William Brown

Personal information
- Full name: William Brown
- Date of birth: 1865
- Place of birth: Liverpool England
- Position: Outside forward

Senior career*
- Years: Team / Apps / (Gls)
- 1887: Stanley (Liverpool) F.C.
- 1888–1889: Everton / 6 / (1)

= William Brown (footballer, born 1865) =

English footballer

William Brown was an English footballer who played in the Football League for Everton.

==Background==
Brown was a reserve outside-left at Everton during the inaugural Football League season. He was signed between 1887 and 1888 from Stanley (Liverpool) Football Club. He played six times mainly at outside-left.

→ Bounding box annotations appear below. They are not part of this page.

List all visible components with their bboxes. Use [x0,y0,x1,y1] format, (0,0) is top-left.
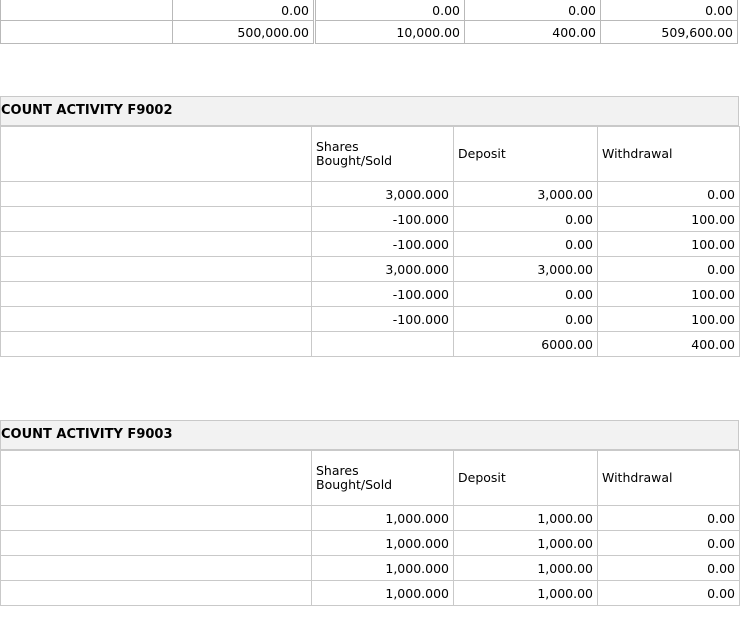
column-header: Shares Bought/Sold [311,450,454,506]
table-row: -100.000 0.00 100.00 [0,231,740,257]
withdrawal-cell: 100.00 [597,231,740,257]
summary-cell: 0.00 [172,0,316,21]
withdrawal-cell: 100.00 [597,306,740,332]
table-row: 6000.00 400.00 [0,331,740,357]
table-row: -100.000 0.00 100.00 [0,206,740,232]
summary-cell [0,0,173,21]
summary-cell: 0.00 [464,0,601,21]
description-cell [0,206,312,232]
deposit-cell: 3,000.00 [453,256,598,282]
shares-cell: 1,000.000 [311,530,454,556]
withdrawal-cell: 0.00 [597,580,740,606]
description-cell [0,580,312,606]
description-cell [0,256,312,282]
table-row: 1,000.000 1,000.00 0.00 [0,555,740,581]
deposit-cell: 0.00 [453,231,598,257]
description-cell [0,555,312,581]
column-header: Deposit [453,126,598,182]
description-cell [0,530,312,556]
description-cell [0,331,312,357]
deposit-cell: 1,000.00 [453,530,598,556]
summary-row: 500,000.00 10,000.00 400.00 509,600.00 [0,20,738,44]
deposit-cell: 0.00 [453,281,598,307]
table-row: 3,000.000 3,000.00 0.00 [0,256,740,282]
shares-cell: 1,000.000 [311,505,454,531]
table-row: 3,000.000 3,000.00 0.00 [0,181,740,207]
summary-cell [0,20,173,44]
summary-cell: 0.00 [314,0,465,21]
section-header-f9003: COUNT ACTIVITY F9003 [0,420,739,450]
withdrawal-cell: 0.00 [597,256,740,282]
activity-table-f9003: Shares Bought/Sold Deposit Withdrawal 1,000… [0,450,740,606]
withdrawal-cell: 0.00 [597,505,740,531]
withdrawal-cell: 100.00 [597,206,740,232]
table-row: 1,000.000 1,000.00 0.00 [0,580,740,606]
summary-cell: 509,600.00 [600,20,738,44]
deposit-cell: 1,000.00 [453,580,598,606]
summary-cell: 0.00 [600,0,738,21]
withdrawal-cell: 100.00 [597,281,740,307]
shares-cell: -100.000 [311,281,454,307]
deposit-cell: 6000.00 [453,331,598,357]
deposit-cell: 0.00 [453,306,598,332]
shares-cell: -100.000 [311,206,454,232]
shares-cell: 3,000.000 [311,256,454,282]
description-cell [0,231,312,257]
summary-row: 0.00 0.00 0.00 0.00 [0,0,738,21]
column-header: Withdrawal [597,126,740,182]
withdrawal-cell: 400.00 [597,331,740,357]
column-header [0,450,312,506]
deposit-cell: 3,000.00 [453,181,598,207]
withdrawal-cell: 0.00 [597,181,740,207]
withdrawal-cell: 0.00 [597,555,740,581]
description-cell [0,505,312,531]
summary-cell: 500,000.00 [172,20,316,44]
shares-cell [311,331,454,357]
header-row: Shares Bought/Sold Deposit Withdrawal [0,126,740,182]
column-header: Deposit [453,450,598,506]
column-header [0,126,312,182]
shares-cell: 1,000.000 [311,580,454,606]
table-row: 1,000.000 1,000.00 0.00 [0,530,740,556]
deposit-cell: 1,000.00 [453,505,598,531]
summary-cell: 400.00 [464,20,601,44]
shares-cell: 3,000.000 [311,181,454,207]
deposit-cell: 1,000.00 [453,555,598,581]
column-header: Withdrawal [597,450,740,506]
section-header-f9002: COUNT ACTIVITY F9002 [0,96,739,126]
activity-table-f9002: Shares Bought/Sold Deposit Withdrawal 3,000… [0,126,740,357]
summary-cell: 10,000.00 [314,20,465,44]
shares-cell: -100.000 [311,231,454,257]
shares-cell: 1,000.000 [311,555,454,581]
header-row: Shares Bought/Sold Deposit Withdrawal [0,450,740,506]
description-cell [0,181,312,207]
table-row: -100.000 0.00 100.00 [0,306,740,332]
shares-cell: -100.000 [311,306,454,332]
table-row: 1,000.000 1,000.00 0.00 [0,505,740,531]
description-cell [0,306,312,332]
deposit-cell: 0.00 [453,206,598,232]
description-cell [0,281,312,307]
column-header: Shares Bought/Sold [311,126,454,182]
summary-table: 0.00 0.00 0.00 0.00 500,000.00 10,000.00… [0,0,738,44]
withdrawal-cell: 0.00 [597,530,740,556]
table-row: -100.000 0.00 100.00 [0,281,740,307]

==League & Everton Debut==
Outside-left was one of three problem forward positions for Everton and probably explains why Everton struggled to score goals in the 1888–1889 season.
James Costley was injured after a 6–2 home win over Derby County. On 3 November 1888 Bolton Wanderers were the visitors to Anfield and this match gave William Brown a chance for his League and Everton debut. He played outside-left. Very little happened in the first half and the scores were level, 0–0 at half-time. Early in the second-half Brown crowned his debut with a debut League goal putting a shot past Bolton goalkeeper, Sam Gillam. Bolton played well after Brown scored and quickly equalised. Brown formed a good partnership with Everton inside-left, Edgar Chadwick but it was Nick Ross who scored the winner with a powerful shot. Everton pressed for a third but it was Bolton who came closest to scoring. Everton hung on to the lead in a close fought match. Final score - Everton 2-1 Bolton Wanderers.

==Playing Record==
Brown's debut saw him play three successive matches at left-wing for Everton but he was left out/injured after a 2–2 draw at Turf Moor, Burnley. Brown returned to the team on 22 December 1888 for the trip to Deepdale, Preston but he now played centre-forward (another of Everton' problem positions) in place of R Morris. He played two games at centre-forward but was replaced by Jack Angus. His final appearance was for the visit of Wolverhampton Wanderers on 9 February 1889. He replaced Jack Angus at outside-left. Everton lost 2–1. Everton finished eighth in the League Scoring 35 goals, the second lowest tally by a League team in that first season.

==After Football==
Brown was not retained for the 1889–1890 season and disappears from the records.